Figure 8. Tissue-specific RNAi against zfh1 and neo results in CVM and BC migration defects

(A–E) Immunostained embryos expressing the GV2 reporter. In WT embryos, the CVM cells undergo synchronous migration as two closely associated yet dynamic clusters (A,D). RNAi-mediated ablation of zfh1 specifically in the CVM results in a loss of directionality and synchrony between the two migrating groups of cells (B). Tissue-specific knockdown of neo via RNAi results in a similar asynchronous migration phenotype (E). In situ hybridization confirms expression of zfh1 (C) and neo (F) in the CVM. (G,H) Immunostained egg chambers stained against GFP (green), Lamin (blue), and Phalloidin (red) to mark the BCs, nuclear membrane, and cell membranes, respectively. In stage 10 control egg chambers, BCs migrate through the nurse cells to the periphery of the developing oocyte (G). In contrast, tissue-specific expression of a neo RNAi construct in the BCs via the slbo-GAL4 driver often results in a failure to migrate to the oocyte periphery (H; Sup.
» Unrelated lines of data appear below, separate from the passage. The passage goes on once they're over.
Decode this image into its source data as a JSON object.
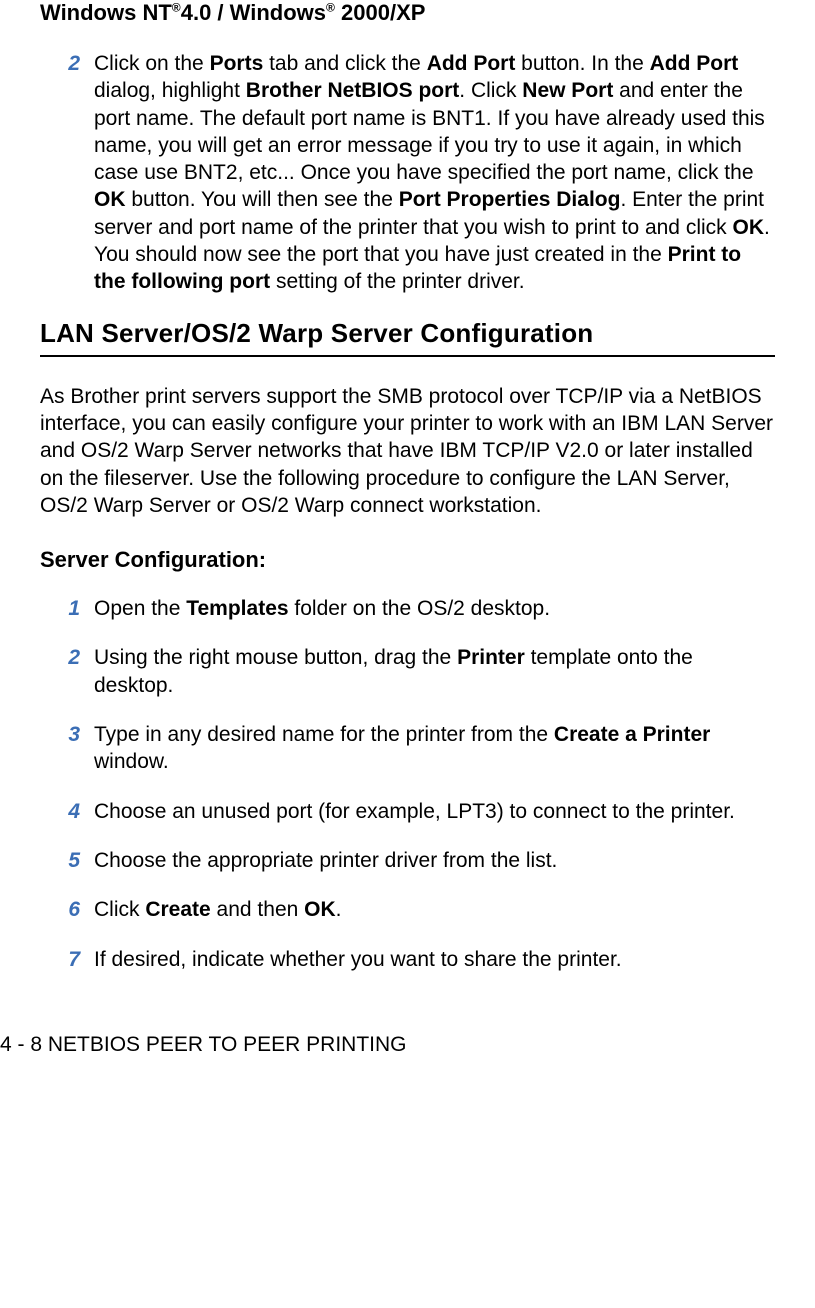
{
  "winHeading": {
    "pre": "Windows NT",
    "reg1": "®",
    "mid": "4.0 / Windows",
    "reg2": "®",
    "post": " 2000/XP"
  },
  "step2": {
    "num": "2",
    "t1": "Click on the ",
    "b1": "Ports",
    "t2": " tab and click the ",
    "b2": "Add Port",
    "t3": " button. In the ",
    "b3": "Add Port",
    "t4": " dialog, highlight ",
    "b4": "Brother NetBIOS port",
    "t5": ". Click ",
    "b5": "New Port",
    "t6": " and enter the port name. The default port name is BNT1. If you have already used this name, you will get an error message if you try to use it again, in which case use BNT2, etc... Once you have specified the port name, click the ",
    "b6": "OK",
    "t7": " button. You will then see the ",
    "b7": "Port Properties Dialog",
    "t8": ". Enter the print server and port name of the printer that you wish to print to and click ",
    "b8": "OK",
    "t9": ". You should now see the port that you have just created in the ",
    "b9": "Print to the following port",
    "t10": " setting of the printer driver."
  },
  "lanHeading": "LAN Server/OS/2 Warp Server Configuration",
  "lanPara": "As Brother print servers support the SMB protocol over TCP/IP via a NetBIOS interface, you can easily configure your printer to work with an IBM LAN Server and OS/2 Warp Server networks that have IBM TCP/IP V2.0 or later installed on the fileserver. Use the following procedure to configure the LAN Server, OS/2 Warp Server or OS/2 Warp connect workstation.",
  "serverConfigHeading": "Server Configuration:",
  "steps": [
    {
      "num": "1",
      "pre": "Open the ",
      "b": "Templates",
      "post": " folder on the OS/2 desktop."
    },
    {
      "num": "2",
      "pre": "Using the right mouse button, drag the ",
      "b": "Printer",
      "post": " template onto the desktop."
    },
    {
      "num": "3",
      "pre": "Type in any desired name for the printer from the ",
      "b": "Create a Printer",
      "post": " window."
    },
    {
      "num": "4",
      "pre": "Choose an unused port (for example, LPT3) to connect to the printer.",
      "b": "",
      "post": ""
    },
    {
      "num": "5",
      "pre": "Choose the appropriate printer driver from the list.",
      "b": "",
      "post": ""
    },
    {
      "num": "6",
      "pre": "Click ",
      "b": "Create",
      "mid": " and then ",
      "b2": "OK",
      "post": "."
    },
    {
      "num": "7",
      "pre": "If desired, indicate whether you want to share the printer.",
      "b": "",
      "post": ""
    }
  ],
  "footer": "4 - 8 NETBIOS PEER TO PEER PRINTING"
}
Figure 4). (I–K) Temporal color-coded projections of CVM migration in control (A), 5053-GAL4>zfh1 RNAi (B), and 5053-GAL4>neo RNAi (C) embryos expressing the HC2 reporter. Each projection is compiled from 80 movie stills of time points taken every 3 minutes over a 4-hour span (A’,B’C’), with each still assigned a unique color code corresponding to a specific time point. (I,I’) In WT embryos, CVM cells migrate in a closely associated yet dynamic fashion. In contrast, tissue-specific knockdown of zfh1 in the CVM via expression of a hairpin construct using the 5053-GAL4 driver results in reduced cohesion within each migrating cohort, such that individual cells wander and approach each other more closely at the midline (J,J’), while RNAi-mediated knockdown of neo in the CVM results in stalling, dysregulated cell division, and concomitant asynchronous migration of the two groups of cells (K,K’).